The result, he says, comes back in around two seconds. The other part is the management and analytic dashboard, he says, which is where the QC manager can design and manage the whole process dynamically from their own dashboard, and auto-generate reports, notifications and real-time insights that help the quality manager and the sales team to optimise business decisions.
Through Clarifruit's partnership with Migiva, Mardix states, the company has been able to improve its algorithms and advance the software's capabilities. 'The more data we get from the growers, the marketing companies and the retailers, the better and more accurate the algorithm is going to be,' he says. 'It’s one thing to build a product and have it work in a pilot mode, but it is a very different thing to have a product such as this, working commercially, with hundreds of thousands of inspections on a monthly basis, which is what we do with Migiva today.'
Mazzini is enthusiastic about what its partnership with Clarifruit can achieve in the future. 'We're just scratching the surface of how AI can impact our business,' he says. 'The more data we put in, the more we'll be able to get out of it. Today I think it is a must for the industry. If we want to differentiate ourselves from everyone else, if we want to give our consumers the best experience possible, we need to be supported by tools like Clarifruit to assess our day-to-day business. As amazing as it looks now, what we will see from Clarifruit a couple of years from now will keep amazing us, as the software keeps learning. There really is no limit in terms of the support you can get from AI in this or any other business.'
In the next two years, Mardix expects AI to be able to analyse not just external attributes but to conduct the full defect identification process. This, he says, is the most time-consuming element of any inspection process and extremely important, especially for rejection decisions.

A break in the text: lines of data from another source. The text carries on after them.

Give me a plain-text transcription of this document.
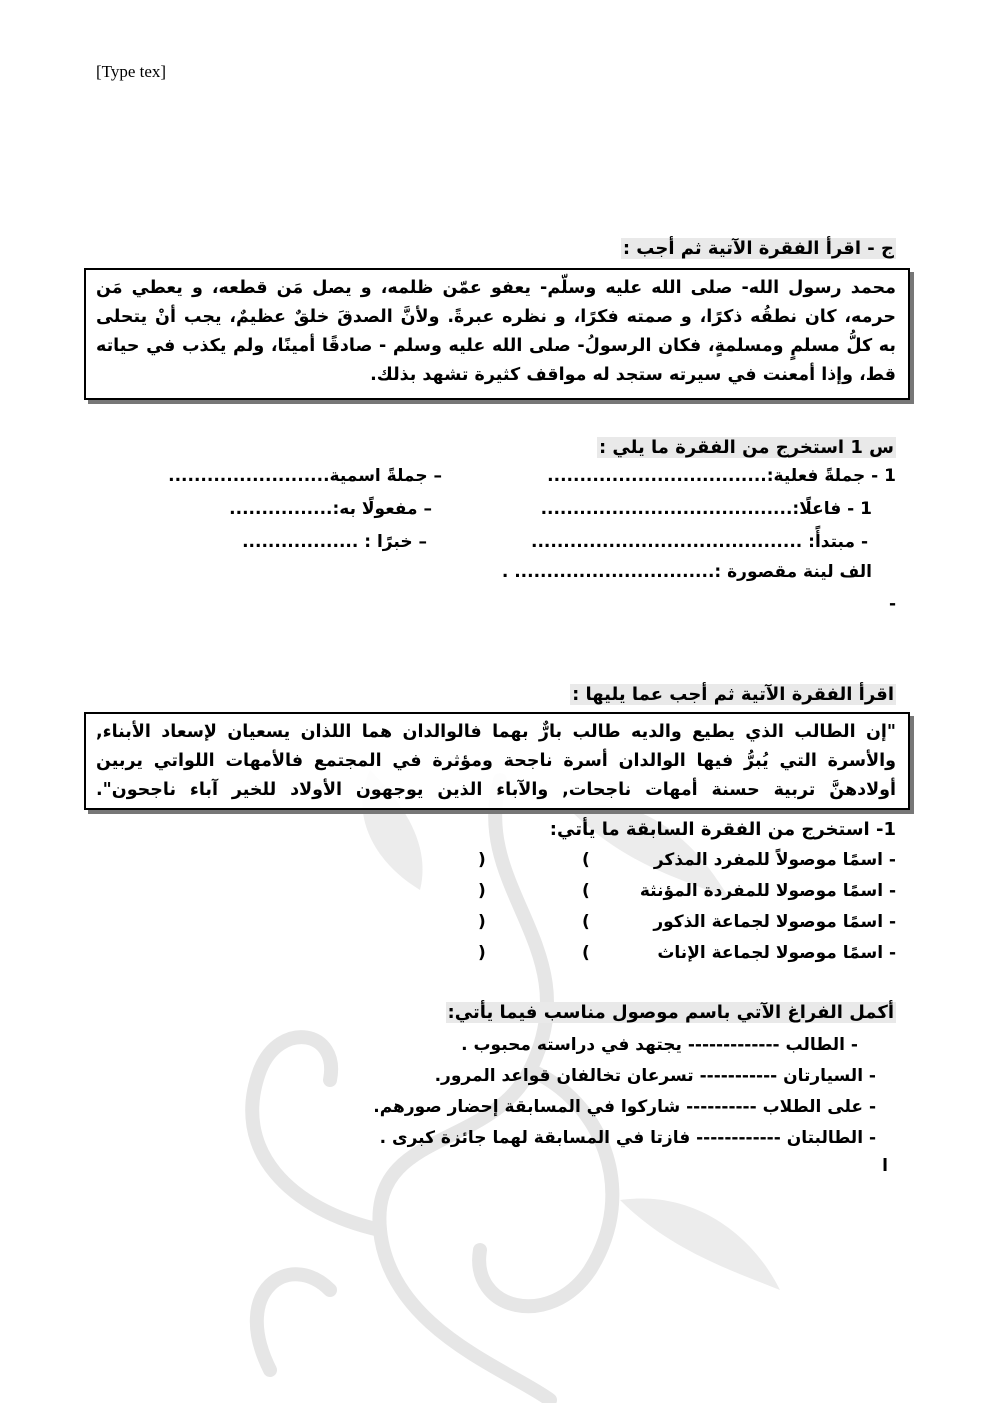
[Type tex]
ج - اقرأ الفقرة الآتية ثم أجب :

محمد رسول الله- صلى الله عليه وسلّم- يعفو عمّن ظلمه، و يصل مَن قطعه، و يعطي مَن

حرمه، كان نطقُه ذكرًا، و صمته فكرًا، و نظره عبرةً. ولأنَّ الصدقَ خلقٌ عظيمٌ، يجب أنْ يتحلى

به كلُّ مسلمٍ ومسلمةٍ، فكان الرسولُ- صلى الله عليه وسلم - صادقًا أمينًا، ولم يكذب في حياته

قط، وإذا أمعنت في سيرته ستجد له مواقف كثيرة تشهد بذلك.

س 1 استخرج من الفقرة ما يلي :
1 - جملةً فعلية:..................................
– جملةً اسمية.........................
1 - فاعلًا:.......................................
– مفعولًا به:................
- مبتدأً: ..........................................
– خبرًا : ..................
الف لينة مقصورة :............................... .
-
اقرأ الفقرة الآتية ثم أجب عما يليها :

"إن الطالب الذي يطيع والديه طالب بارٌّ بهما فالوالدان هما اللذان يسعيان لإسعاد الأبناء,

والأسرة التي يُبرُّ فيها الوالدان أسرة ناجحة ومؤثرة في المجتمع فالأمهات اللواتي يربين

أولادهنَّ تربية حسنة أمهات ناجحات, والآباء الذين يوجهون الأولاد للخير آباء ناجحون".

1- استخرج من الفقرة السابقة ما يأتي:
- اسمًا موصولاً للمفرد المذكر
(
)
- اسمًا موصولا للمفردة المؤنثة
(
)
- اسمًا موصولا لجماعة الذكور
(
)
- اسمًا موصولا لجماعة الإناث
(
)
أكمل الفراغ الآتي باسم موصول مناسب فيما يأتي:
- الطالب ------------- يجتهد في دراسته محبوب .
- السيارتان ----------- تسرعان تخالفان قواعد المرور.
- على الطلاب ---------- شاركوا في المسابقة إحضار صورهم.
- الطالبتان ------------ فازتا في المسابقة لهما جائزة كبرى .
ا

Also crucial is the ability to accurately predict shelf-life, and Mardix believes AI can help in this 'holy grail'. 'It’s been tough to accurately predict shelf-life because the raw data that gets into the system is manual, subjective and inconsistent, so it’s very hard to come up with algorithms that can reverse-engineer the influential drivers,' he reveals. 'But if we can really automate the way data is collected across the entire supply chain, from the grower to the retailer, an algorithm to predict shelf-life is going to be significantly more accurate and will help to minimise those quality mismatches along the supply chain.'
According to Mazzini, this would help Migiva Group to make precise decisions on whether to sell the fruit quickly, whether a promotion was necessary, or whether to speculate by holding on to the fruit until a better opportunity arose. The company would also be able to determine whether longer transit times were possible based on the shelf-life assessment.
'This is something we’re very focused on at Clarifruit,' Mardix confirms.